La pêche et l’aquaculture sont deux secteurs clés pour l’autosuffisance alimentaire visée par notre pays. C’est pourquoi, le gouvernement du Sénégal à travers son plan de développement dénommé PSE a initié des programmes en vue de redynamiser ces deux secteurs d’activités

« Les opportunités en matière de pêche et d’aquaculture seront exploitées par la mise en place de réformes majeures visant la régénération et la gestion pérenne de la rente halieutique et le développement de l’aquaculture pour renforcer la contribution du secteur à la sécurité alimentaire et à la création de richesse et d’emplois » lit-on dans le PSE.

Ces réformes seront mises en œuvre à travers :

  • La gestion durable des ressources halieutiques et la restauration des habitats marins par l’élaboration et la mise en œuvre des plans d’aménagement, la promotion de la cogestion, la poursuite des efforts en matière de conservation et de protection des zones de frayères (création d’aires marines protégées, reconstitution des écosystèmes des mangroves, mise en place de récifs artificiels, etc.) ;
  • Le développement accéléré d’une aquaculture compétitive par l’aménagement d’espaces dédiés, la mise en place d’infrastructures de production adéquates, le développement d’un environnement propice à l’investissement et la structuration d’une filière aquacole intégrée;
  • La promotion de la pêche continentale par l’aménagement et l’empoissonnement des zones de production naturelle ainsi que l’organisation des acteurs ;
  • La valorisation accrue des produits halieutiques et aquacoles par l’érection de pôles industriels intégrés, la mise en place d’incubateurs d’unités de transformation artisanale et moderne et la réduction des pertes post capture de la pêche maritime

Toutefois dans le PSE, les décideurs politiques prennent conscience du fait que pour atteindre de tels résultats, il y a des préalables qu’il faut d’abord résoudre.

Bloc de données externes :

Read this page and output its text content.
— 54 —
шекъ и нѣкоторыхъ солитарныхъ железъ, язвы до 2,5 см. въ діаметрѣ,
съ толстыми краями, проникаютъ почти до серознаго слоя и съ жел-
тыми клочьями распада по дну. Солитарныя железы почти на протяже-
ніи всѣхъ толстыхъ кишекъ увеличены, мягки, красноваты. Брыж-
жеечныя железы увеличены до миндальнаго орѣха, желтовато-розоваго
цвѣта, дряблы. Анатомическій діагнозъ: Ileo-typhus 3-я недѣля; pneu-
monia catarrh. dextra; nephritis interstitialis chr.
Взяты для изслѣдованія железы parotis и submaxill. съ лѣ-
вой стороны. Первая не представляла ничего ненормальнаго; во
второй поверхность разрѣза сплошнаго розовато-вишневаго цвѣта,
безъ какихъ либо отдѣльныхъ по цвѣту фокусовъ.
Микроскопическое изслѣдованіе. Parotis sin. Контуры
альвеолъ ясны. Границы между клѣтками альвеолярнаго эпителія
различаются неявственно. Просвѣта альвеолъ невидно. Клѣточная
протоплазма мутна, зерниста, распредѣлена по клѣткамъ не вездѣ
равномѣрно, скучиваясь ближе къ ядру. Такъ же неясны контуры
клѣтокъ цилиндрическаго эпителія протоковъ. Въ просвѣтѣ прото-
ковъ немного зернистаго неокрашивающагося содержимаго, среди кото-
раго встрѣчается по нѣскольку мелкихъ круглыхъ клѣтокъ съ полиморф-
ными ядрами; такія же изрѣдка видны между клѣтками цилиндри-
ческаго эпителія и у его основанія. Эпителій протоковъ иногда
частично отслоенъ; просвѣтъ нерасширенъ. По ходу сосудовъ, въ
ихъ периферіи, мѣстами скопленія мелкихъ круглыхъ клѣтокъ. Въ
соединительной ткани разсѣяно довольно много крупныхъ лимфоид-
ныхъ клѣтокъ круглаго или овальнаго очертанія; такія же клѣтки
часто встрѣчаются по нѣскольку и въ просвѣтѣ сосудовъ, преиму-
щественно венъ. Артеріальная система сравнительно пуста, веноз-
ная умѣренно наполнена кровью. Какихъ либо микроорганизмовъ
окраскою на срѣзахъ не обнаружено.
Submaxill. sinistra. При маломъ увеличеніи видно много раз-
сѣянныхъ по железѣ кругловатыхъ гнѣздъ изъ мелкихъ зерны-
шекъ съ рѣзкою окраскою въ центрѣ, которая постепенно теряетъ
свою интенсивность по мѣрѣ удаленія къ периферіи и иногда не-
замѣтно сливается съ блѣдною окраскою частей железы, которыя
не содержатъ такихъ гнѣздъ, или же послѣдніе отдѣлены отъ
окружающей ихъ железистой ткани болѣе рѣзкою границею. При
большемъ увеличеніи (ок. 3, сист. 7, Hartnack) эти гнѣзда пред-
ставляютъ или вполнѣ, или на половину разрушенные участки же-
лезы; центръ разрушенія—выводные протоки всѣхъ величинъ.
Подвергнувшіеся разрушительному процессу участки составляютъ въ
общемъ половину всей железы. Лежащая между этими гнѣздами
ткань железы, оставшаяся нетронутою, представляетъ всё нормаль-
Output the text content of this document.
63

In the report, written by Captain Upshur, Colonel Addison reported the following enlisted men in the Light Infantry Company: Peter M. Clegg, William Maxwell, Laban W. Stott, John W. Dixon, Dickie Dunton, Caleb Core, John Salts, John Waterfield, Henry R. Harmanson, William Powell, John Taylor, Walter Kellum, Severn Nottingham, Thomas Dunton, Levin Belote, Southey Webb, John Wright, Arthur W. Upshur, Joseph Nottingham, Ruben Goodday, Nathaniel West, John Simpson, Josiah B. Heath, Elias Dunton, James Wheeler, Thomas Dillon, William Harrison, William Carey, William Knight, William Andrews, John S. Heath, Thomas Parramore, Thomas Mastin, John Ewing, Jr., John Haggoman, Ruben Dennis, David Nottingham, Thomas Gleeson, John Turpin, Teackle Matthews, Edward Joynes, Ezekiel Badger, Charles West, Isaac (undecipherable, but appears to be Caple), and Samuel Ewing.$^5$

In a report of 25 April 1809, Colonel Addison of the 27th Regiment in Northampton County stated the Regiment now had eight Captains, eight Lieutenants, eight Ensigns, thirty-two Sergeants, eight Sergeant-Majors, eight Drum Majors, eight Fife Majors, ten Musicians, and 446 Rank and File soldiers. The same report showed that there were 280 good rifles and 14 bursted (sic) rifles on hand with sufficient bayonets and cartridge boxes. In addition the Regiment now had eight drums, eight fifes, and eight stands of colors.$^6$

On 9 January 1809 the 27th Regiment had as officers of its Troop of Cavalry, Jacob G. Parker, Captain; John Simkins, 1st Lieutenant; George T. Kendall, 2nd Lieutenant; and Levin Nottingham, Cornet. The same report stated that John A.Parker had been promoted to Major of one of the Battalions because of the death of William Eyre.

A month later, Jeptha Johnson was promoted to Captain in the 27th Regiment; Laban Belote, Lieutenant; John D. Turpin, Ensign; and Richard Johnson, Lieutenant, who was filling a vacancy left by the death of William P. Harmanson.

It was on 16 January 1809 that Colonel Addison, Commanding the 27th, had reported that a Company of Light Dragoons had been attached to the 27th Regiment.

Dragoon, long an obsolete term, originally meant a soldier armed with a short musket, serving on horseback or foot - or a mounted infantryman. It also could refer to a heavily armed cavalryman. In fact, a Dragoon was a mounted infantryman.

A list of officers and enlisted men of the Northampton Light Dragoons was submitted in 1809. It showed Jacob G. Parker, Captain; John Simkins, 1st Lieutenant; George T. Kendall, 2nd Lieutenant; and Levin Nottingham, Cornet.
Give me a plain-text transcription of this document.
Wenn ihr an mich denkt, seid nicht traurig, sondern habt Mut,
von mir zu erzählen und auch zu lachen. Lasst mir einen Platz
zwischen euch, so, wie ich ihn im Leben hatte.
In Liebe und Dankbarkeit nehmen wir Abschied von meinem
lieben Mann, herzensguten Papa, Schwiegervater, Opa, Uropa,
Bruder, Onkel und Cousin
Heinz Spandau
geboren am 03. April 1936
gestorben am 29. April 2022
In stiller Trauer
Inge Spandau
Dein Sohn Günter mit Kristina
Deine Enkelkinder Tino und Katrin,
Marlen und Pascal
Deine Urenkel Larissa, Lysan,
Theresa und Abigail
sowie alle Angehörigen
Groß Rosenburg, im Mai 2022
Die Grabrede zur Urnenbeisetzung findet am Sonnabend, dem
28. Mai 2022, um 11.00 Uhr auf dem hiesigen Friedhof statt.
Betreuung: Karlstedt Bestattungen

Ainsi dans le document, il est dit que « les pré requis concernent la mise en place du code de l’aquaculture, l’adaptation du cadre réglementaire de la pêche en perspective de l’aménagement et de l’intensification de la lutte contre la pêche illicite, la régulation de l’accès aux ressources halieutiques, la mise aux normes de l’amont de la filière et des infrastructures de débarquement de stockage, de transport et de transformation, la production d’intrants de qualité pour l’aquaculture et la transformation des produits, le renforcement des moyens de contrôle et de surveillance des pêches et la mise en place d’un système de financement adapté aux PME/PMI du secteur ».